働き方の変化により、多くの企業がオンボーディングの方法に変更を加え、探り探りに施策を実施してきたと思います。
今までは対面の人事面談や、内定者向けのイベント、入社後研修を通して進められてきたオンボーディングですが、新しい働き方や組織のあり方に適応するために改めて施策内容を見直す必要があります。
今回は、新しい働き方が普及する中で、各社の取り組むオンボーディングにどのような影響があったのか確認し、オンラインでも実施できるオンボーディング事例についてまとめます。
目次
そもそもオンボーディングとはなにか?
オンボーディングとは、英語でon-boardingと表記され、新たに船に乗船してきたメンバーに「Welcom aboard!(ようこそ)」と歓迎する言葉が由来となっています。
人事採用の場面では、新入社員の内定~入社までのプロセスや、内定者・新入社員研修などを指す言葉として使われます。
オンボーディングは、新入社員・中途社員問わず、新たに入ってくる人材に対して実施します。

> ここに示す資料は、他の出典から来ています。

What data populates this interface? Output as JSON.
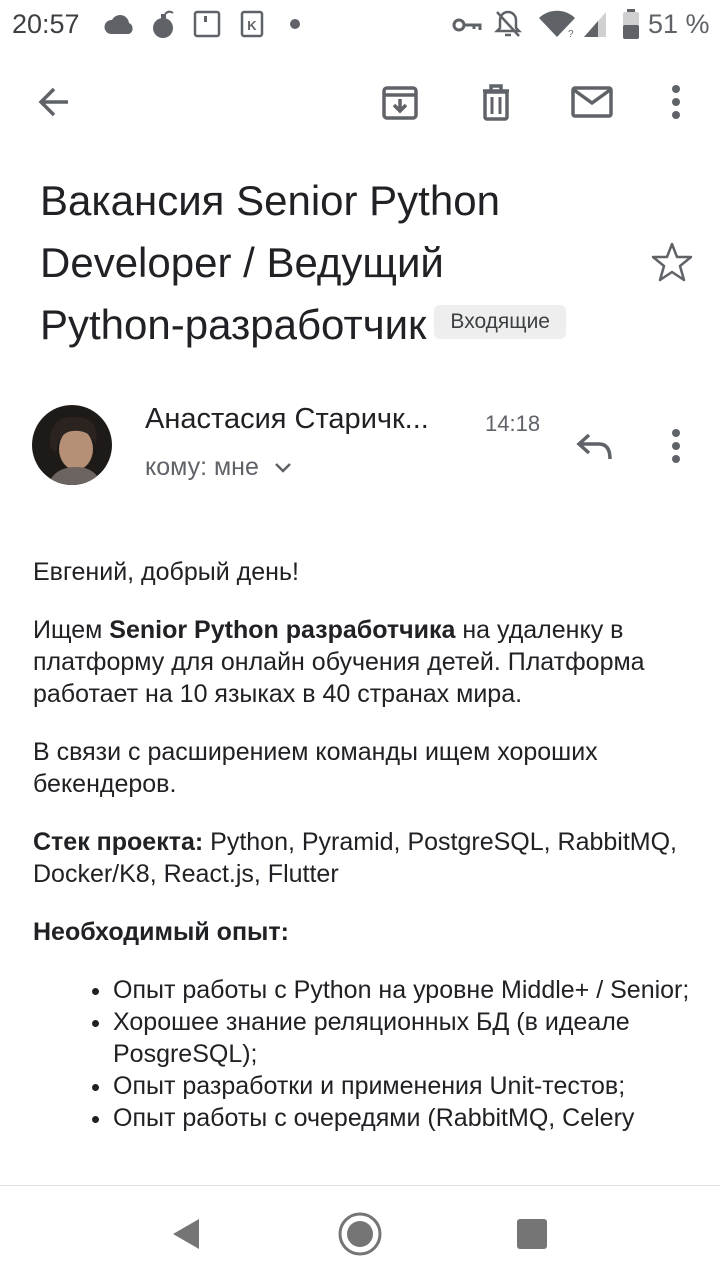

場合によっては、社内の配置転換で新しい部署へ異動するメンバーに対しても、オンボーディングを行います。
オンボーディングを行うことで、新しい組織に入るまでの候補者の不安を解消し、入社後の早期即戦力化を期待できます。
通年採用を行う多忙なスケジュールの中で、人事担当者と配属先の社員が協力をしながらオンボーディングを進めていくことが求められますが、なかなかオンボーディングの見直しをする余裕がない方が多いのではないでしょうか。
新しい働き方におけるオンボーディングの実態
近年の働き方の変化によって、在宅勤務のまま新人を受け入れざるを得なかった企業も少なくありません。
それでは各社、どのようなオンボーディングを行っていたのか、企業アンケートを確認してみましょう。
オンボーディングに何らかの変更をした企業が過半数以上
同調査によると、新型コロナウイルスの流行をきっかけに、入社前のオフィス見学や人事との面談、入社前後の顔合わせや研修などのオンボーディング施策に何かしらの変更を加えた企業が過半数を占めました。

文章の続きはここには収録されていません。